Sécurité alimentaire mondiale à l’horizon 2100 : des trajectoires divergentes
Une étude publiée dans Nature en janvier 2026 projette l’exposition de la population mondiale aux crises alimentaires, à l’horizon 2100. Quatre trajectoires sont décrites, croisant données météorologiques, projections démographiques et de pauvreté. La première est une « trajectoire de durabilité », où progrès sociaux et environnementaux permettent de relever le défi du changement climatique. La deuxième est une « trajectoire de continuité », prolongeant les tendances actuelles. La troisième, « trajectoire de rivalités », voit les tensions géopolitiques compliquer l’atténuation et l’adaptation au changement climatique. Enfin, la « trajectoire d’inégalités profondes » se caractérise par une déconnexion entre des sociétés riches et avancées (du point de vue technologique et éducatif) et des sociétés fragmentées et à faibles revenus, avec de fortes difficultés d’adaptation.
Cartographie du risque alimentaire selon les quatre trajectoires étudiées, aux horizons 2050 et 2099
Source : Nature
Lecture : le nombre de personnes exposées au risque de crise alimentaire (en millions) est représenté pour les périodes 2017-2050 (à gauche) et 2051-2099 (à droite) et pour chacune des quatre trajectoires envisagées (shared socioeconomic pathways, SSP) : SSP1 « Durabilité » ; SSP2 « Dans la continuité » ; SSP3 « Rivalités » ; SSP4 « Inégalités ». L’échelle de couleur varie du violet (faible exposition) au jaune/vert (forte exposition, jusqu’à 10 millions de personnes par cellule de la grille).
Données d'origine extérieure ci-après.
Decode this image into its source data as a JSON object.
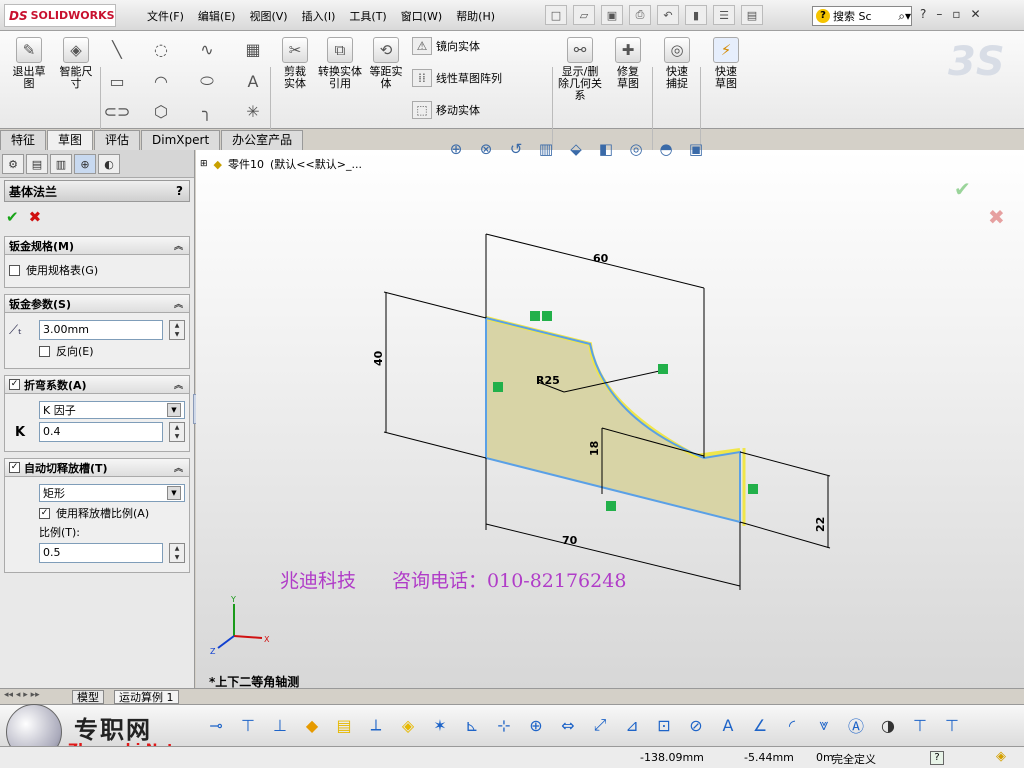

À l’horizon 2100, les écarts de sécurité alimentaire deviendraient très marqués entre scénarios, tant par le nombre de personnes touchées que par la fréquence des crises. Dans les trajectoires les plus pessimistes (3 et 4), près de 1,2 milliard de personnes auraient subi au moins une crise alimentaire grave. À l’inverse, l’adoption de politiques climatiques ambitieuses (trajectoire 1) réduirait de 70 % l’exposition aux crises alimentaires, épargnant près de 780 millions d’individus. L’Afrique verrait son exposition aux crises alimentaires diminuer rapidement après 2050, tandis qu’elle stagnerait en Asie, en raison de marges de réduction de l’insécurité alimentaire plus limitées.